Instantly her eyes clouded and she caught his hand in both of hers. “Oh, Jesse, how terrible for you. I didn’t mean for you to relive a horrible memory.” She knelt close to him. “I’m sorry, so sorry I brought this up.”
His hand shaped her face, caressed her soft skin, traced her delicate cheekbones. “Don’t be sorry. I wanted to tell you or I wouldn’t have.”
“Were your parents with you?”
“I wouldn’t see them, I couldn’t. I had to decide on my own what to do with the rest of my life. I didn’t want anyone to pressure me one way or the other. The decisions I made had to be mine, ones I could live with. But Chaleen came. And went. I wasn’t of use to her anymore, or to her bosses. I couldn’t give them anything, so there was no point in our engagement.”
Her heart dropped. He’d been engaged to Chaleen. Had he loved her? Really loved her? Perfect Chaleen was probably perfect in bed. Saber was so far from perfect at everything there wasn’t even any contest.

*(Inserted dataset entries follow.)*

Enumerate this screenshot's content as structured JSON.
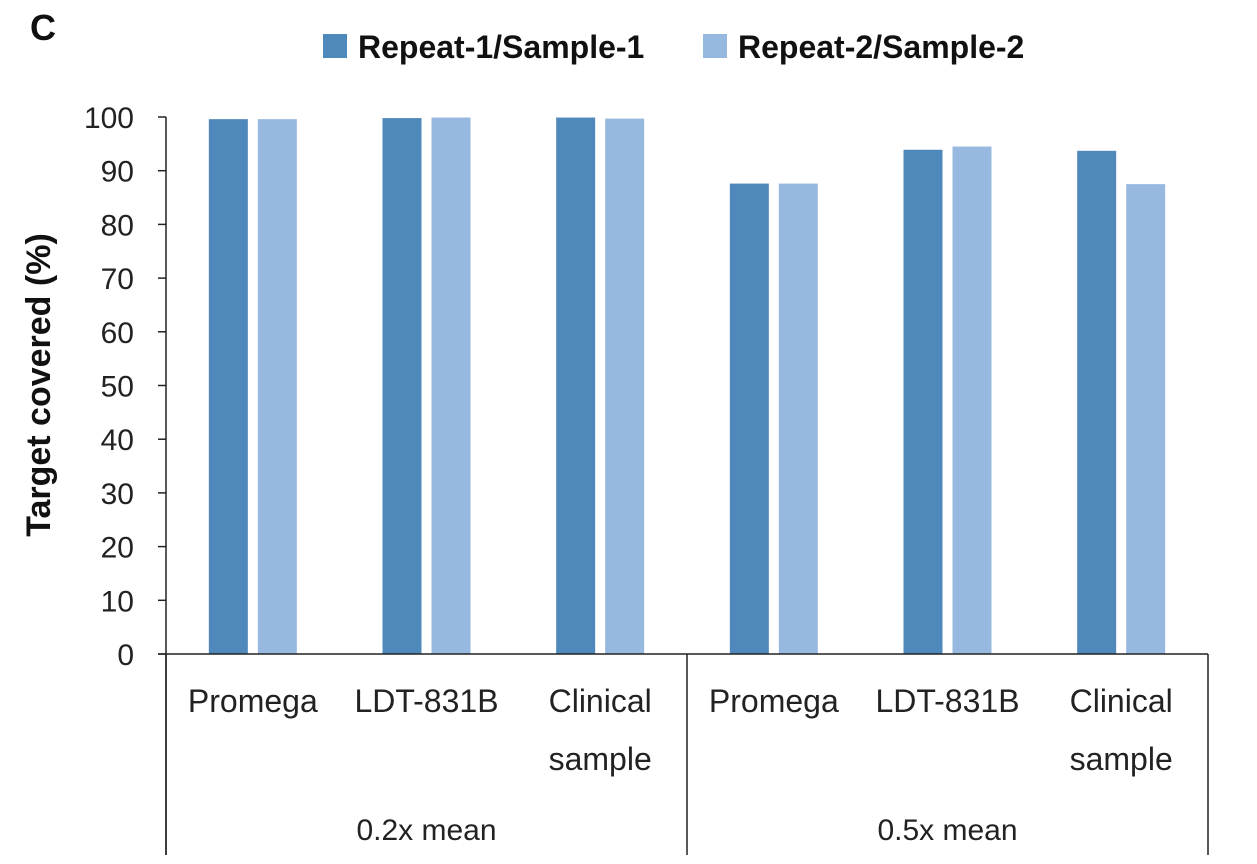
{
  "panel_label": "C",
  "chart_data": {
    "type": "bar",
    "title": "",
    "ylabel": "Target covered (%)",
    "xlabel": "",
    "ylim": [
      0,
      100
    ],
    "yticks": [
      0,
      10,
      20,
      30,
      40,
      50,
      60,
      70,
      80,
      90,
      100
    ],
    "grid": false,
    "legend_position": "top",
    "groups": [
      {
        "label": "0.2x mean",
        "categories": [
          "Promega",
          "LDT-831B",
          "Clinical sample"
        ]
      },
      {
        "label": "0.5x mean",
        "categories": [
          "Promega",
          "LDT-831B",
          "Clinical sample"
        ]
      }
    ],
    "categories": [
      {
        "lines": [
          "Promega"
        ]
      },
      {
        "lines": [
          "LDT-831B"
        ]
      },
      {
        "lines": [
          "Clinical",
          "sample"
        ]
      },
      {
        "lines": [
          "Promega"
        ]
      },
      {
        "lines": [
          "LDT-831B"
        ]
      },
      {
        "lines": [
          "Clinical",
          "sample"
        ]
      }
    ],
    "series": [
      {
        "name": "Repeat-1/Sample-1",
        "color": "#4f88bb",
        "values": [
          99.6,
          99.8,
          99.9,
          87.6,
          93.9,
          93.7
        ]
      },
      {
        "name": "Repeat-2/Sample-2",
        "color": "#98b9df",
        "values": [
          99.6,
          99.9,
          99.7,
          87.6,
          94.5,
          87.5
        ]
      }
    ]
  }
}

His thumb slid over her mouth. “I realized that I didn’t love her, that I never really had. So I didn’t retaliate. I just let her go and chalked it up to a lesson learned. I have a job that someone out there is interested in-a lot of somebodies. And they want to know what I’m doing.” His fingers slid to her curls and fisted there, holding her still while his gaze drifted over her upturned face, inspecting her expression.
His eyes went flat and cold. “I won’t be so nice if I find out you’re deceiving me, Saber. You, I care about. You got under my skin. So if you’re working undercover, now’s the time to tell me, because if you ever betrayed me, I would break your neck.”
The tone of his voice and the look in his eyes sent a shiver down her spine. She didn’t doubt that Jess would come after her if she deceived him in the way Chaleen had.